Some people see the glass as half full. Others see the hollow side of it.

But it’s your birthday, so drink whatever’s in the glass because that way, you won’t get mad at those bad happy birthday jokes.

 

Happy birthday jokes, successful every time

What is the best way to remember your wife’s birthday?
Try and forget about it for once.

 

What does every birthday end with?
With the letter E, of course.

 

You know you’re old when you have more candles on your cake than friends with you at your birthday party.

Thanks to Facebook, I never forgot the birthdays of people who are not in reality!

If you’re feeling depressed, a little lonely or just need someone to cheer you up, remember that you can always change your birthday on Facebook!

 

Happy birthday dad jokes

What do you always get for your birthday dad?
One more year.

Patient: Doctor, I get heartburn every time I eat birthday cake.
Doctor: Hmm, interesting.
I think it would be good to take out the candles next time.

 

A man receives an expensive bottle of wine from his wife on the occasion of reaching a certain age.

After a few drinks, dad says the magic words: “I love you”.
The wife replies: “Is it you or the wine talking?”
Husband: “It’s me. I’m just talking to the wine.”

 

A caring husband prints out a list of gifts and suggests his wife choose something nice from there for her birthday.

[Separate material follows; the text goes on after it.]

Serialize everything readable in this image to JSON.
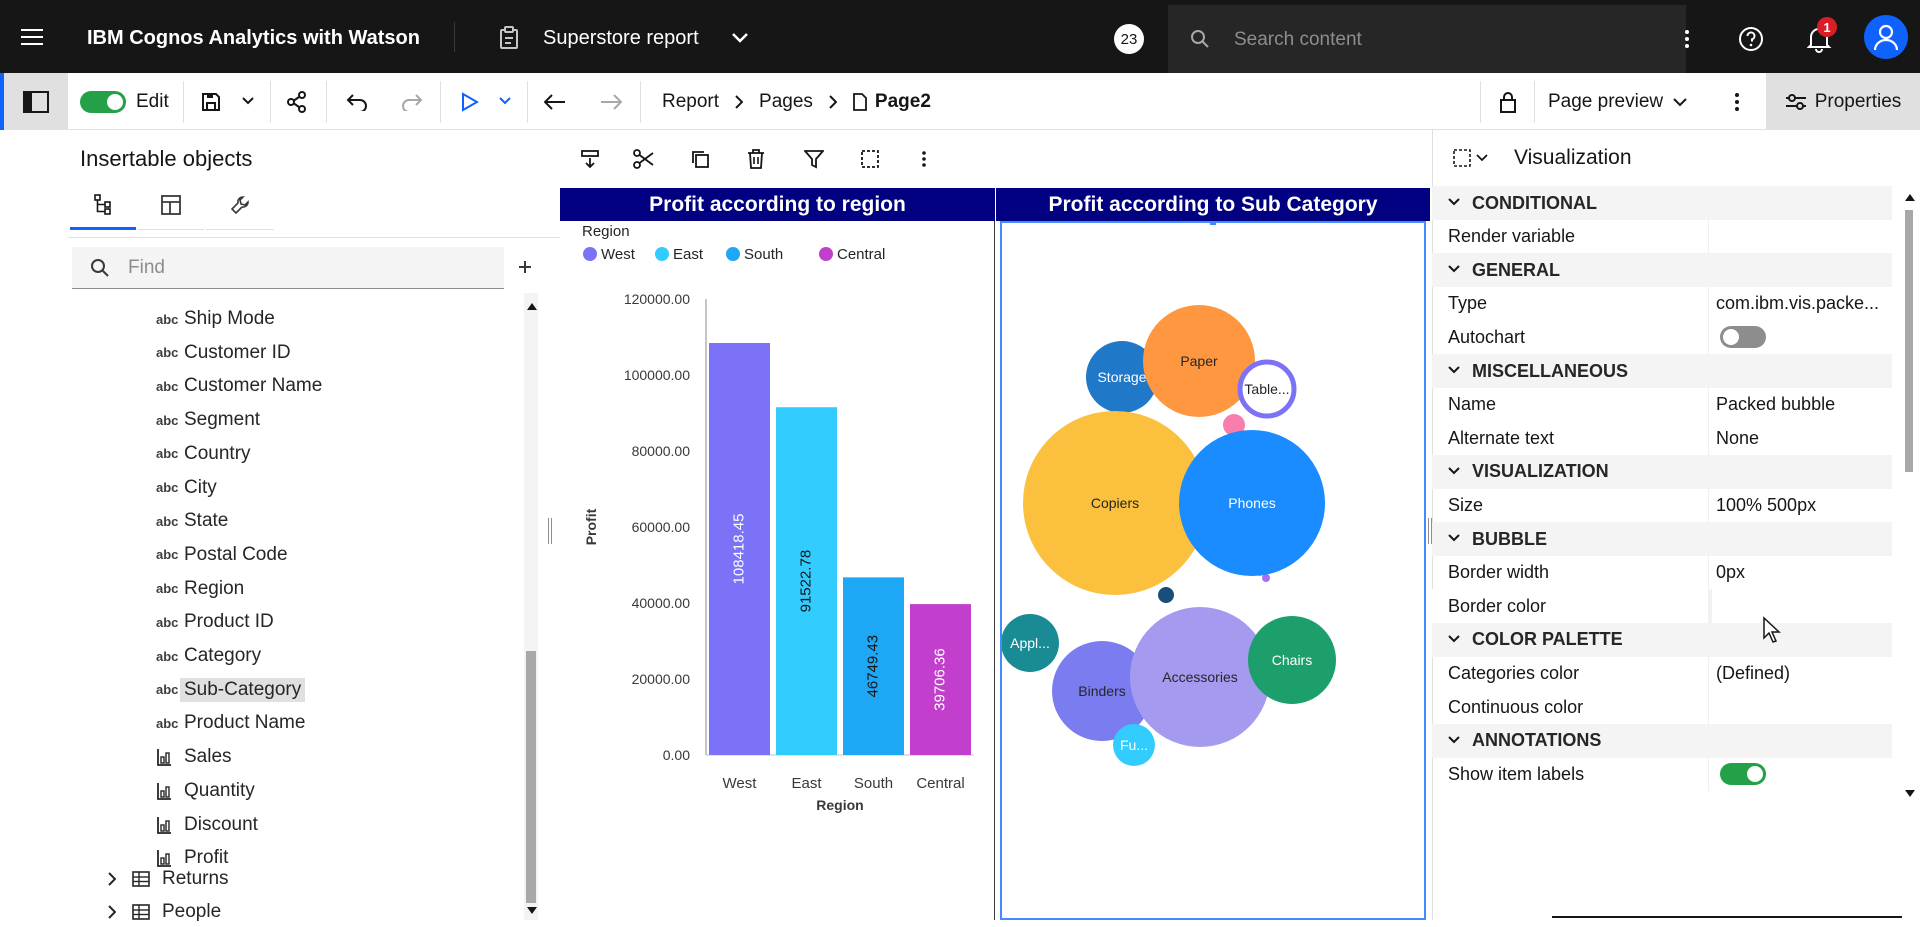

Dissatisfied, she rejects them all.
– Well, if I lack inspiration, tell me what you want to receive!
– I want a divorce, she answers quickly.
– Yes, I wasn’t planning to spend so much…

 

After a lot of commotion, a woman musters up the courage to call her friend and tell her a few happy birthday jokes over the phone.
In the middle of the conversation, while he is singing, he suddenly realizes that he has called the wrong number.
– Why didn’t you stop me when you realized that I dialed the wrong number”, she asks the lady on the other end of the phone.
– My dear, it really seemed like you needed to practice more!